Another important role to define is who will be delivering the intranet training to the end-users, and who can they go to for their inquiries. This can be a team of admins, or just one person responsible for helping out the employees get accustomed to the software. You will also want your site to look attractive, so you should have a person or team in charge of the site’s overall design as well.
Define Expectations
For each of these roles, they should have clearly defined expectations. This may include:
- Deadlines for creating or migrating your new content for Content Creators or Editors
- Training the end users and others who will be writing content
- To know who to report to and who should deal with questions and feedback
- To know who is in charge of future development and manage good practice
- If you self host, the expectations from your IT team to maintain the intranet
Intranet governance is very important and will include more expectations than listed here, but just to give you a brief review of what you should prepare for a successful launch. Depending on the size and needs of your organization, these roles could be assigned to one or few people, or spread across many in a team.
Training End Users
In order for your Intranet team to be able to meet the above expectations, they will need to be trained. If you are purchasing an intranet platform through a SaaS vendor, they will likely provide intranet training as part of their set up service to get your administrators comfortable with the new tool. This could include a live demonstration, in-house training or web videos.
You will then need to set up and plan for training your employees on the basics of using the intranet (logging in, managing profile, searching for content, sharing etc) and/or other tasks such as uploading content or creating their own content.
We have previously discussed 3 Approaches to Intranet Training that could also help you plan what training method would be best for you and your organization.
Q&A Session and Feedback
Regardless of what method of intranet training you choose to use for your new users, it’s important to continuously touch base with these users to gather feedback and answer questions. You can utilize Noodle’s Question Manager to gather these questions online and save them on the intranet so other users can search and find their own answers.
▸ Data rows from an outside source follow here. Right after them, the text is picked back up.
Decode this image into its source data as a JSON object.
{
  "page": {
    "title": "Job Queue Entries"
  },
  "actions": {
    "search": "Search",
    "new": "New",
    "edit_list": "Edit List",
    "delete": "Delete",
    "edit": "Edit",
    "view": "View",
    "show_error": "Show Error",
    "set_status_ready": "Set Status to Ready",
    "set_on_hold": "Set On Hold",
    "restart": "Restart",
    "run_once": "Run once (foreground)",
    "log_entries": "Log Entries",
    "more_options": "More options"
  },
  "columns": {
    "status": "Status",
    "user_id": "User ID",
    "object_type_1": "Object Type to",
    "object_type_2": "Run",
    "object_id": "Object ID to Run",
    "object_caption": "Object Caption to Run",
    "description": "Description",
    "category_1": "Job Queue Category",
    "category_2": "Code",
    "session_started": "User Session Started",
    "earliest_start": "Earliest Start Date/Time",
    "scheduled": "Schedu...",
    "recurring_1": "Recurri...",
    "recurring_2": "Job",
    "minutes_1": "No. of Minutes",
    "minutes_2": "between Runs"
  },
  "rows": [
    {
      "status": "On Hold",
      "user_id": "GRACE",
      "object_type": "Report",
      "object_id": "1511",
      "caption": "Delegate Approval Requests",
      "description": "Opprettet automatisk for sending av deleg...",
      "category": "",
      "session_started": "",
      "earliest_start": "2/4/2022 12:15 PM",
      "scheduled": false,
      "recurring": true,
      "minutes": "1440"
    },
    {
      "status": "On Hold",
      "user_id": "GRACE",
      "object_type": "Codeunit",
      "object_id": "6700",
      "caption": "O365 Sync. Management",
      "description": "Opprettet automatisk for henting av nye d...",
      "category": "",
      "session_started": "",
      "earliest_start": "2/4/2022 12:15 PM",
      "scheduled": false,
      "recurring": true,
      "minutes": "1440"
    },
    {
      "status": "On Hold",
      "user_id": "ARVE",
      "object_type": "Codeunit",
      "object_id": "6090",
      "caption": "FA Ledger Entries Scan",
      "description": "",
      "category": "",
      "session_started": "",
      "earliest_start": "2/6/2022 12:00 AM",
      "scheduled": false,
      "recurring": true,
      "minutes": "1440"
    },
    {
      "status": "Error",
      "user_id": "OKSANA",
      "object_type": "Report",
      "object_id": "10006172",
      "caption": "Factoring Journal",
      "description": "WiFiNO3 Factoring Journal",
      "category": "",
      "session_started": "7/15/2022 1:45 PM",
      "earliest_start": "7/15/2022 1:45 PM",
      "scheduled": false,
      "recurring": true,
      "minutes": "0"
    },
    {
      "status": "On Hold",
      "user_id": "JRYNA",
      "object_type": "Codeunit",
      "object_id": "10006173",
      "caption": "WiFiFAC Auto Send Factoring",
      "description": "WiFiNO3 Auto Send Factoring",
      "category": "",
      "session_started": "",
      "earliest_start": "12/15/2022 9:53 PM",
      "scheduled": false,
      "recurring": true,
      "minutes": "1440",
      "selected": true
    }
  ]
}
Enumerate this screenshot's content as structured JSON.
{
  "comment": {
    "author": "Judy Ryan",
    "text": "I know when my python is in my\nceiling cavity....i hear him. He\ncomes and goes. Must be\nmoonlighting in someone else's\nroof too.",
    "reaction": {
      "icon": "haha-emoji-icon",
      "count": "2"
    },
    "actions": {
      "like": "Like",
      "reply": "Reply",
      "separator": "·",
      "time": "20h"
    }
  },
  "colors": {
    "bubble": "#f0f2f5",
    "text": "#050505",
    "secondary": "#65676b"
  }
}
You can also hold bi-weekly or monthly team huddles to gather feedback for each department or group as to what they think could be improved or what kind of content they would feel is valuable to them. Create a Database form on your intranet to collect feedback and suggestion for users if you are unable to meet in person, or have users that work remotely or in different locations.
Time to Launch
Now everyone is ready to perform their roles and the end users are informed and excited to use your new Intranet portal. The next step will be to plan your intranet launch event. But remember, the learning never stops. So continue to provide learning resources so your users have a resource to look to for information, and to help prepare future new employees to easily adapt to the intranet.